/French-CRS

French Coreference Resolution System

Primary LanguagePythonBSD 2-Clause "Simplified" LicenseBSD-2-Clause

French Coreference Resolution System

French-CRS is a machine-learning based NLP framework for coreference resolution in French language. It is already trained using 25 syntactic/morphological features derived from ANCOR a French Oral Corpus. French-CRS has already pre-trained language models and it is ready to be incorporated for French text. It internaly uses other systems for mention and named entity detections. French-CRS is planned to be enriched by semantic features. This will let it be fitted for other tasks such as nomination detection in social media context.

Prerequisite:

  1. Python 3.7+

  2. Virtualenv (a useful resource for non-familiar ones is https://python.doctor/page-virtualenv-python-environnement-virtuel

  3. Optional: DECOFRE (https://github.com/LoicGrobol/decofre/) for French mention detection.

Quick Installation Instruction

For a quick start:

  1. Type at the root of your command prompt git clone https://github.com/mehdi-mirzapour/French-CRS or download the zip from github and unzip it

  2. Create a new environment virtualenv -p /path/to/python3.7 env4fcrs and replace /path/to with your local path to python using which python command; if you are sure that your current python version is 3.7 you can simply use virtualenv env4fcrs

  3. Source it source env4fcrs/bin/activate (remember you should do this every time you want to use French-CRS)

  4. Change the directory to cloned folder cd French-CRS

  5. Let the setup file install autumatically all the components pip install -e . (check out if the point sign "." is not accidently removed)

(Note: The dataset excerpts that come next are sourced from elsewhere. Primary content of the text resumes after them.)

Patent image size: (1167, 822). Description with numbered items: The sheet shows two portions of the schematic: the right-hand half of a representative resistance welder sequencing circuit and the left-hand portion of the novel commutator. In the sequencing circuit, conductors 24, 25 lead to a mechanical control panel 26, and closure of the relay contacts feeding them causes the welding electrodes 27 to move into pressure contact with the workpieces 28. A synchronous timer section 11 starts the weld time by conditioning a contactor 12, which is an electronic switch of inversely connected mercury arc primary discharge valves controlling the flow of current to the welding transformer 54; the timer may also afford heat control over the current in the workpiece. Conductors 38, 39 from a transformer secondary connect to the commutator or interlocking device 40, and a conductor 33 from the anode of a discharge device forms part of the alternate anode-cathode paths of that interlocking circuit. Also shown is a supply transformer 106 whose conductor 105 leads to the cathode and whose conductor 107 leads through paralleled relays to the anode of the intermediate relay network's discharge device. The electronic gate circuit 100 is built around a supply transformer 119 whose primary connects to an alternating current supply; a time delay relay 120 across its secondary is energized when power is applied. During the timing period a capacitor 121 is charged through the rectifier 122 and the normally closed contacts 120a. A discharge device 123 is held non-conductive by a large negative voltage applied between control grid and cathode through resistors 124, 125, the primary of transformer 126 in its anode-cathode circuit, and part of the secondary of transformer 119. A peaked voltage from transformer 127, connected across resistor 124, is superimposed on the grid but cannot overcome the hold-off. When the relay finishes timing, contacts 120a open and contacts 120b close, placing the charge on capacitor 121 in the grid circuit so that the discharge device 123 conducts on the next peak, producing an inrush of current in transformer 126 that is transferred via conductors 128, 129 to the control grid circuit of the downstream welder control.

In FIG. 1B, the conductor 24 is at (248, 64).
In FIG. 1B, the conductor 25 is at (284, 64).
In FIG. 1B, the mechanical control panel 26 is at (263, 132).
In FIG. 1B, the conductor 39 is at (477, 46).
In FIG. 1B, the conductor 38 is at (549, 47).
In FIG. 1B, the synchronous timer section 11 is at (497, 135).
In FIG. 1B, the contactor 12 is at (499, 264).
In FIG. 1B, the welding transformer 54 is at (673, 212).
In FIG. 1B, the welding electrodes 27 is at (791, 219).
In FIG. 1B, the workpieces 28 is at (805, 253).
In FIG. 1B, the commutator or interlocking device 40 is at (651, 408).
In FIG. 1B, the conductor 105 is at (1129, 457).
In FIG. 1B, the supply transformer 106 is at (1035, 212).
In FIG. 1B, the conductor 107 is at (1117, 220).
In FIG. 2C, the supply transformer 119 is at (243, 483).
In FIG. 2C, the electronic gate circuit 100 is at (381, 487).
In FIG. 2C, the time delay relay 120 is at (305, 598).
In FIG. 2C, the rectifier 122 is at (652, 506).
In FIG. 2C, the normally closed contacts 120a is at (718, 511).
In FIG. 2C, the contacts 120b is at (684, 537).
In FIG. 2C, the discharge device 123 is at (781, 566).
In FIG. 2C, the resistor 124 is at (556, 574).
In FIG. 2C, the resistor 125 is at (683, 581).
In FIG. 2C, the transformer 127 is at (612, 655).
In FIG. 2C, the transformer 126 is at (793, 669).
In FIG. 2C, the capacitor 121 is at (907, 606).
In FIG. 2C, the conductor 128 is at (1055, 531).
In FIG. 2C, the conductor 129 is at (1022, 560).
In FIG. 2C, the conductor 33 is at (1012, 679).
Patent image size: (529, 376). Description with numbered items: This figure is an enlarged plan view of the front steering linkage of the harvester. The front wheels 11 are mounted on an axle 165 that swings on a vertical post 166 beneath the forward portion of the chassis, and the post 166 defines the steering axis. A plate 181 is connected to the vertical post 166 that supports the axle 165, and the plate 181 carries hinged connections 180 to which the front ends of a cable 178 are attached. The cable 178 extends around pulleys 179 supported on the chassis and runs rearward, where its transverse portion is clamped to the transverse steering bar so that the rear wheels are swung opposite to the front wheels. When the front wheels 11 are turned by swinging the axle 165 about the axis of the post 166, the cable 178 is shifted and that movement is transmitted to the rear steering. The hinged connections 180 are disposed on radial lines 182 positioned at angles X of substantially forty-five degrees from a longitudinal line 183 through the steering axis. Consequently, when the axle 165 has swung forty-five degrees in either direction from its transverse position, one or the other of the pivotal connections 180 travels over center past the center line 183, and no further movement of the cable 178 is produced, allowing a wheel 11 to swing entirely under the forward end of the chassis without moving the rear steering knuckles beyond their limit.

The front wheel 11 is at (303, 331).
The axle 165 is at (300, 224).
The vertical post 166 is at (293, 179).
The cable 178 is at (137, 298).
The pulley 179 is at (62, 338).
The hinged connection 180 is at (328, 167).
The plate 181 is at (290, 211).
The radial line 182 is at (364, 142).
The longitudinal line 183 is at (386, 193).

  6. In case you want to use Jupyter notebook, you can add your virtual environment to it by typing python -m ipykernel install --user --name=env4fcrs

  7. Install the following language model for spaCy

    python -m spacy download fr_core_news_md
  8. Install an additional dependency https://github.com/LoicGrobol/decofre/

  9. To deactivate the enviroment run deactivate in the commonad prompt or simply close the terminal

Running a pre-trained model pipelines in command line

  1. Ensure you are in the virtualenv source env4fcrs/bin/activate
  2. Modify the configuration file that exists in the root cloned folder.
  3. Run the crs-resolver crs-resolver --text "...". You can get more information by crs-resolver --help.

Running a pre-trained model pipelines in jupyter notebook

  1. Ensure you are in the virtualenv source env4fcrs/bin/activate
  2. Ensure you have run before python -m ipykernel install --user --name=env4fcrs at the command prompt
  3. Type at command prompt jupyter notebook
  4. Open "demo" folder and click on the file "Text2CoreferenceChains_Stanza_spaCy.ipynb"

Training a new model in jupyter notebook

  1. Ensure you are in the virtualenv source env4fcrs/bin/activate
  2. Ensure you have run before python -m ipykernel install --user --name=env4fcrs at the command prompt
  3. Type at command prompt jupyter notebook
  4. Open "demo" folder and click on the file "fast_Model_ANCOR_Training.ipynb"

Downloading ANCOR and training with it

ANCOR can be downloaded here: http://www.info.univ-tours.fr/~antoine/parole_publique/

Notice: Downloading ANCOR corpus is not mandatory for running the CRS system. Pre-trained models are already introduced in the "pre-trained language models" folder. The jupyter notebook "/demo/Text2CoreferenceChains.ipynb" also describes how to actually integrate them.

Citations

@inproceedings{desoyer2016coreference,
  title={Coreference Resolution for French Oral Data: Machine Learning Experiments with ANCOR},
  author={D{\'e}soyer, Ad{\`e}le and Landragin, Fr{\'e}d{\'e}ric and Tellier, Isabelle and Lefeuvre, Ana{\"\i}s and Antoine, Jean-Yves and Dinarelli, Marco},
  booktitle={International Conference on Intelligent Text Processing and Computational Linguistics},
  pages={507--519},
  year={2016},
  organization={Springer}
}
@inproceedings{muzerelle:hal-01075679,
  TITLE = {{ANCOR\_Centre, a Large Free Spoken French Coreference Corpus:  description of the Resource and Reliability Measures}},
  AUTHOR = {Muzerelle, Judith and Lefeuvre, Ana{\"i}s and Schang, Emmanuel and Antoine, Jean-Yves and Pelletier, Aurore and Maurel, Denis and Eshkol, Iris and Villaneau, Jeanne},
  BOOKTITLE = {{LREC'2014, 9th Language Resources and Evaluation Conference.}},
  PAGES = {843-847},
  YEAR = {2014}
}

License

French-CRS is BSD-licensed, as found in the LICENSE file.